If objects in our world exist constantly by themselves alone, their time passes absolutely, at a fixed rate, but if they are virtual, their time passes as pixels are generated. If we pause a game world, its time stops until we restart it. Time in a virtual world passes as its events occur, just as atomic clocks measure our time by atomic events.

Figure 2.10 Conway’s Life Simulation

Conway’s Game of Life is an online application that produces pixel patterns (Figure 2.10) that arise, repeat, and vanish to simulate how living entities arise, grow, and die in our world. If we pause it, its time stops, and if we restart it, its time carries on. The lifetime of a pixel pattern is then the number of events that it exists for.

So, if a pixel pattern repeats for twenty minutes of our time, is that its lifetime? It might seem so, but if the application is run on a faster computer, that pattern might only repeat for a few seconds. To us, its lifetime is shorter but its virtual life, of computer events, is the same. It follows that the lifetime of a virtual entity doesn’t change when a faster computer runs it because the events it completes are the same. The same pattern run by two computers, one fast and one slow, has the same virtual life though we see different times.

Now consider Einstein’s twin example, where one twin travels in a very fast rocket and returns a year later to find his brother is an old man of eighty. Neither twin was aware that their time ran differently, but one twin’s life is nearly over, while the other’s is still beginning. Yet the eighty-year-old twin wasn’t cheated, as he still got eighty years of heart beats, and grandchildren to boot. The twins only realized that their time had passed differently when they met again to find that they had aged differently. Relativity then predicts that our lifetimes can change just as they do in Conway’s Game of Life! Time changes in our world as it does in a virtual reality.

When people first hear that our time can change, they think it is a trick, that only perceived time changes, but it isn’t so, because it is time as measured by clocks that changes. The evidence agrees, as accelerating short-lived particles can double their lifetimes. Yet acceleration shouldn’t change how time passes in an objective world.

Why then does a rocket’s acceleration slow down time? Gamers know that the screen lags in a big battle because events take longer when the computer has more to do, though the event sequence stays the same. This suggests that acceleration increases the quantum network workload to slow down time, although we don’t notice the lag because our bodies exist on the screen of space.

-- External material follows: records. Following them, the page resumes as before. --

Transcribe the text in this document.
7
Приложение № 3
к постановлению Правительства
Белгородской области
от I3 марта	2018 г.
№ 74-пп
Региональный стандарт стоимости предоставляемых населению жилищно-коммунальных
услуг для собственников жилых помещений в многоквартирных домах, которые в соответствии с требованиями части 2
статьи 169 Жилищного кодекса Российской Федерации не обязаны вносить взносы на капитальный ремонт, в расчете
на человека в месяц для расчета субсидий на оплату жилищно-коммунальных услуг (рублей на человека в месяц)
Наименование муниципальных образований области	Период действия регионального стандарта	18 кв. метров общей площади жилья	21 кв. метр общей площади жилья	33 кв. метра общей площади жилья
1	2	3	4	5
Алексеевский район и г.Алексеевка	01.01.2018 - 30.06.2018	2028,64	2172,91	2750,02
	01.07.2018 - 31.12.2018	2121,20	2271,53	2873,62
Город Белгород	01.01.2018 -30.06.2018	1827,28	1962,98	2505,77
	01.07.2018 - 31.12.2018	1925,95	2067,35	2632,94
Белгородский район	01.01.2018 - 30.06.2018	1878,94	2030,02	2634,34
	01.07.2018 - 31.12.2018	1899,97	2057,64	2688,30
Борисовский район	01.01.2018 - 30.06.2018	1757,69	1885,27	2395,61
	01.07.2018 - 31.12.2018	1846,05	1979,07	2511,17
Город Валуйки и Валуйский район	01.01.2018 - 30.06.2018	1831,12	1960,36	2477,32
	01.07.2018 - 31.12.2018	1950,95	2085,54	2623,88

If the physical world is virtual, matter exists by the quantum network not by itself, so if that network is finite, increasing movement must reduce the generation of matter. There is a trade-off between how often matter exists and how often it accelerates. The quantum network has to reduce an object’s life events to increase its movement events, so its time slows down. Just as a movie slows down when the network running it does, our time slows down when the ticks of matter existence do. In Einstein’s example, the quantum network that accelerated the rocket twin ran his life slower, so he only aged a year, but the twin on earth had no such load, so eighty years of his life passed in the usual way. Time then slows down because matter accelerating exists for fewer events.